It's a point of view that's very easy to misinterpret, skew and distort; it's easy to set up those "straw man" arguments against it that make it possible to avoid addressing what is important about the idea ("You mean kids shouldn't learn to read unless they want to?"). So I start to wonder if I'm digging in to this point of view out of stubbornness. I think I need to come out of the closet and say....I really do believe it.
Do I mean, therefore, that I don't believe there are things kids need to learn in order to live successful lives?
I'm pretty traditional that way, actually. I have what I call educational "sacred cows" of my own. I do believe there are things kids as individuals need to learn. I also think there are things that our next generations will have to do that will require collective knowledge and abilities, values, responsibilities. So it is not out of a willingness to sacrifice something essential that I advocate for a system of education whose curriculum begins with the tudents themselves.
It's just that the way it's working now...IT'S NOT WORKING!
There are so many reasons why, it's hard to list them, but I'll try.

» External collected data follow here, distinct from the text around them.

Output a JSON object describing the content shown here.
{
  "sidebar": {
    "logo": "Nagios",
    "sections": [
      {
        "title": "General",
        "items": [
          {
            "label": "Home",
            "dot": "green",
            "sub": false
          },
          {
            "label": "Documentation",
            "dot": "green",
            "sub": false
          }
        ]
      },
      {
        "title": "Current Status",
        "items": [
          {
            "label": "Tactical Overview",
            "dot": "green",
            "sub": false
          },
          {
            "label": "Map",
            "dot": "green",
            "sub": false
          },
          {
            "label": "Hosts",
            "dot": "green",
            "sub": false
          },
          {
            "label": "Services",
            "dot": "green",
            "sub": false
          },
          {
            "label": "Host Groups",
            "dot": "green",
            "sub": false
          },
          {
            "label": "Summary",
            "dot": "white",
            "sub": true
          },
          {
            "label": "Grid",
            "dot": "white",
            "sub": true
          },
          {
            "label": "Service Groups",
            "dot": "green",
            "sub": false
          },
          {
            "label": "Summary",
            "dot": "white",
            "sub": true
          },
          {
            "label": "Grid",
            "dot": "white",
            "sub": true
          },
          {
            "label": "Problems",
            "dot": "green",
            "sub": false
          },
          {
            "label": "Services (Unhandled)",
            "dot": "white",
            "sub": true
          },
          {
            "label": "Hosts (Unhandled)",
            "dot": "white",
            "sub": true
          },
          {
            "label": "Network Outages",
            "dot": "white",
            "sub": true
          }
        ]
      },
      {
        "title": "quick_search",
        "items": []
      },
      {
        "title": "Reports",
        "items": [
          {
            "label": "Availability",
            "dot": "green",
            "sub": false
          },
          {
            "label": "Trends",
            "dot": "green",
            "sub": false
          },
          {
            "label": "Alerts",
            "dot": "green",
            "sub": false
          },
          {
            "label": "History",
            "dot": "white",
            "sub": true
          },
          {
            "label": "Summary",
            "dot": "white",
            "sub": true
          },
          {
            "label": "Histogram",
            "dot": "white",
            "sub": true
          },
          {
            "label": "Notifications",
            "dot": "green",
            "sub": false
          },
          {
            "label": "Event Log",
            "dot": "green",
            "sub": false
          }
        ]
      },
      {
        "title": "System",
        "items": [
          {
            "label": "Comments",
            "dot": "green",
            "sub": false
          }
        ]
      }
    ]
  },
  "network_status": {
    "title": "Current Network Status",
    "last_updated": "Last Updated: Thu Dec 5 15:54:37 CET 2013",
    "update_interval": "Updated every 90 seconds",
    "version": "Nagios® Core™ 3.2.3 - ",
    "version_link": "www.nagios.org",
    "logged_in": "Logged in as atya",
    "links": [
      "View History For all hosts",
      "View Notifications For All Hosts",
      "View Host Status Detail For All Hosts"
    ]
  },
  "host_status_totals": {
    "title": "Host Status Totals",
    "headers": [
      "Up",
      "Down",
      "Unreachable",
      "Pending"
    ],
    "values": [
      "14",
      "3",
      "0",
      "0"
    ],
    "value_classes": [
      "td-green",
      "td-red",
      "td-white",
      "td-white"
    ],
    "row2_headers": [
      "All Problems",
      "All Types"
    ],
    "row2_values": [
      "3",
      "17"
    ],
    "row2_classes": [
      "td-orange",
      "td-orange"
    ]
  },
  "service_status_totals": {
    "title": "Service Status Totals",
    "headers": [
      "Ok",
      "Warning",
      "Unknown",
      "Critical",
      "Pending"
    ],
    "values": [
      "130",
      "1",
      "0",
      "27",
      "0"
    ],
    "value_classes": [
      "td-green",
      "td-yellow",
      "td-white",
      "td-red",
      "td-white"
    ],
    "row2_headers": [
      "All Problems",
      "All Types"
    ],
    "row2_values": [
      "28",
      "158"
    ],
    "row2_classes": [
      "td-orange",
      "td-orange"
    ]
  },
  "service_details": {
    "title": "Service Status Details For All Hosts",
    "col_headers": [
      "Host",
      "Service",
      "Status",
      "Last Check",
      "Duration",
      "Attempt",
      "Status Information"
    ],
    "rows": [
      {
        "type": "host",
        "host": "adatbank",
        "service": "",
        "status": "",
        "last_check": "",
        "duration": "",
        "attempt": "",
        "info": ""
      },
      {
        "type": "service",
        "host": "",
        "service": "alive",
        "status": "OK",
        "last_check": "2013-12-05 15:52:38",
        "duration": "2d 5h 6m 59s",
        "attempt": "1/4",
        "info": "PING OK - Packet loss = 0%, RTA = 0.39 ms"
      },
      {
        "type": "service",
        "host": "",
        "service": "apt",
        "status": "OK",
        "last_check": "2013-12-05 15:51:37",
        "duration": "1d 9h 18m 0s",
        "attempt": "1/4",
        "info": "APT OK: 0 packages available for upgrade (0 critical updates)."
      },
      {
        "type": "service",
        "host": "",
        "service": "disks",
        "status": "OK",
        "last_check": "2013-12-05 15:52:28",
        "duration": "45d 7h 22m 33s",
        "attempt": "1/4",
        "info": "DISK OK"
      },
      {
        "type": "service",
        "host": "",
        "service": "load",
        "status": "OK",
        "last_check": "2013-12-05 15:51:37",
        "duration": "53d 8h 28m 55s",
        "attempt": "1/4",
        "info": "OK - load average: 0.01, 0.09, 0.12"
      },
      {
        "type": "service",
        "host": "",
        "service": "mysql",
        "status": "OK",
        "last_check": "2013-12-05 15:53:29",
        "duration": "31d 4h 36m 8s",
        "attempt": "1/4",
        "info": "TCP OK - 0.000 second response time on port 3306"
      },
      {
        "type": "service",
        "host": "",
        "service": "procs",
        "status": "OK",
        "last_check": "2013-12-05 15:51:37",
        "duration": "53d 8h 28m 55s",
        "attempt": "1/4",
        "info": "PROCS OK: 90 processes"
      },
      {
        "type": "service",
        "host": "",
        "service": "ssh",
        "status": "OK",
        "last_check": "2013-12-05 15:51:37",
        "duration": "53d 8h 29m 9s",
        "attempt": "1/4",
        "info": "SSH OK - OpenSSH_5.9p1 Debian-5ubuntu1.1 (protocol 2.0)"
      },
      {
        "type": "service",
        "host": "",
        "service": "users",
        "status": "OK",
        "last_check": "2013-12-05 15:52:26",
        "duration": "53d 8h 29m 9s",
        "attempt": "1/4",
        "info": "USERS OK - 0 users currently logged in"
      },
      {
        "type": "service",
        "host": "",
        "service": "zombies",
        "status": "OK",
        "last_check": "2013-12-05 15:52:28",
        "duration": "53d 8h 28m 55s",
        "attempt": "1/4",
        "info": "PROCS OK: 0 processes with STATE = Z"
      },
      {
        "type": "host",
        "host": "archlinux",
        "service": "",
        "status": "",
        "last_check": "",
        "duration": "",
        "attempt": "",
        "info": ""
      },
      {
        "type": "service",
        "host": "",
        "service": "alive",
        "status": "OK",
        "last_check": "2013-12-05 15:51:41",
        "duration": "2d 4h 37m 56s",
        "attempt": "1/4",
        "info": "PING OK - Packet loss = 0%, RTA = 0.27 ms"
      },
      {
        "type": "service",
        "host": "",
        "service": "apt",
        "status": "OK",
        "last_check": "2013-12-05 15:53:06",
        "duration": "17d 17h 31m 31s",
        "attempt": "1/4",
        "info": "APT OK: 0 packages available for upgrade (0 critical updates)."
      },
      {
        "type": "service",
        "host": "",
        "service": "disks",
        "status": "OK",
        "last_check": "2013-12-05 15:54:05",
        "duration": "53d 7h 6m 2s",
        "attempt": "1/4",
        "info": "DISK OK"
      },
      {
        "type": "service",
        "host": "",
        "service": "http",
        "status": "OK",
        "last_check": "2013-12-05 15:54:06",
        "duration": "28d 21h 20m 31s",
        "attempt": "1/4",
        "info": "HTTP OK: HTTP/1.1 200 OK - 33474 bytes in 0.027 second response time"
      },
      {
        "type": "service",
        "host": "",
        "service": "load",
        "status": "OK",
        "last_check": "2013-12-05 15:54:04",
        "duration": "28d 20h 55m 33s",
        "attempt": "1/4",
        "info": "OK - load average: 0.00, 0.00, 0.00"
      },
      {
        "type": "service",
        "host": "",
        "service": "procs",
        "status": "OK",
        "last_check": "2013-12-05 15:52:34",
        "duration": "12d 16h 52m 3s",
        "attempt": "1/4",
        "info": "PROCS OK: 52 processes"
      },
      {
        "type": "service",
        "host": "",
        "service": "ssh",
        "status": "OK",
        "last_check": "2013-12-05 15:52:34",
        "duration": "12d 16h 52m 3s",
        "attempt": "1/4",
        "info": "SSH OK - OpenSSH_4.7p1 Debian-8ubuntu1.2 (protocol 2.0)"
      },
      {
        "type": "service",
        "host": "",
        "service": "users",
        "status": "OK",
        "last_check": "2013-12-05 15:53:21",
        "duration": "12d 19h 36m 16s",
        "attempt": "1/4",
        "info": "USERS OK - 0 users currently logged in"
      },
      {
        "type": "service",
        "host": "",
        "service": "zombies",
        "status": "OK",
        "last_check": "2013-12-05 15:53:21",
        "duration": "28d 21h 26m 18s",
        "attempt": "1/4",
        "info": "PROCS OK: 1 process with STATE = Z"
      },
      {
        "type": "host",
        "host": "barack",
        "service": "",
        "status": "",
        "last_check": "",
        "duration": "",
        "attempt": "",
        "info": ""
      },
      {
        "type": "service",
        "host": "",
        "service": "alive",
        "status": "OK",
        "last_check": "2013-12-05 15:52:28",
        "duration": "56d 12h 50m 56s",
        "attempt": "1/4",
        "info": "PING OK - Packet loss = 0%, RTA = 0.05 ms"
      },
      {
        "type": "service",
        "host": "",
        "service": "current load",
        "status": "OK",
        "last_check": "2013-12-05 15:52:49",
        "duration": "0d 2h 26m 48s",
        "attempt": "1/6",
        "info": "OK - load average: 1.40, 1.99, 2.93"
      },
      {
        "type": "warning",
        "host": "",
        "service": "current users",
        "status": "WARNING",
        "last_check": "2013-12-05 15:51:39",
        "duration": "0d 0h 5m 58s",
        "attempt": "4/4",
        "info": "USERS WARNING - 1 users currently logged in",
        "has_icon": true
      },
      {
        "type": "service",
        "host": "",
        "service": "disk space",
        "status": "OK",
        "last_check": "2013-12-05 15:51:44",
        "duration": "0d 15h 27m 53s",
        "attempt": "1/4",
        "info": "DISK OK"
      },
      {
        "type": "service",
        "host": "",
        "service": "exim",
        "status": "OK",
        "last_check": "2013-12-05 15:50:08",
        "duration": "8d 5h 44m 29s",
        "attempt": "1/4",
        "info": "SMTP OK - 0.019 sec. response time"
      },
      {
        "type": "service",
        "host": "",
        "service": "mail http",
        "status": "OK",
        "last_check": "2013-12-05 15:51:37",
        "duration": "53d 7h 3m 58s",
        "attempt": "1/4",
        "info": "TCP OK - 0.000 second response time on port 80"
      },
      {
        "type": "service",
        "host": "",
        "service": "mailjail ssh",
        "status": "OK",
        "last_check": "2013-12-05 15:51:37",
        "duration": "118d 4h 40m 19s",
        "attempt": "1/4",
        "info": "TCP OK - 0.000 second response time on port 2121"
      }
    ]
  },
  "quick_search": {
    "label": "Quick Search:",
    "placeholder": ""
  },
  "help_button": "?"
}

Kids have a completely different relationship with information now; it's entirely free, no longer the property of the teacher until they hand it down to waiting children, and kids know it. What they don't know is why they need to sit and be taught what they can look up on Wikipedia. Motivation to learn is entirely left out of the traditional education equation. It's all based on "because I said so," a parenting technique that is tenuous at best, and simply useless as a teaching tool.
Kids have an interconnectivity today that we could never have dreamed about. They have to power down for most classrooms, leaving out of the room the entire world that they know perfectly well is open to them when they leave the school building.
Kids also know that the promise of jobs and prosperity that we make to them as a return for knuckling down and getting to work is a myth. (If they don't know it, if they believe in that prosperity, then we are guilty of lying, aren't we?)
A lot of kids simply don't believe the institution cares a fig for them. I should say, some kids have a funny feeling that their needs don't matter...others know it for sure. Giving children the respect they deserve doesn't just mean simply treating them nicely, which I believe most teachers try very hard to do. It means giving kids the kind of attention that lets them know that who they are matters to the adults in their lives. It matters so much that adults will devote time and attention to finding out who these kids are, what they enjoy, what they love, and what they most want to do, and learn, and be.
There are more reasons. Reasons of family and home life are among them; reasons that a school system cannot control. But we do have control over that which we control, don't we? As Seth Godin says in his new book, Stop Stealing Dreams,
"I can’t think of anything more cynical and selfish, though, than telling kids who didn’t win the parent lottery that they’ve lost the entire game. Society has the resources and the skill (and thus the obligation) to reset cultural norms and to amplify them through schooling."
To those of you who think we can't possibly structure a school system around those principles, I have good news. It is most definitely do-able. First we need to let go of most of the preconceived notions about education, and open our minds to a new idea.
So I'm not saying kids don't need to learn to read, to write, to do math. I'm saying that kids need these things most desperately. Learning that is coerced is ineffectual. Kids' natural desire to learn is their most powerful tool.
The best way to shut it down is to make kids learn stuff they don't care about.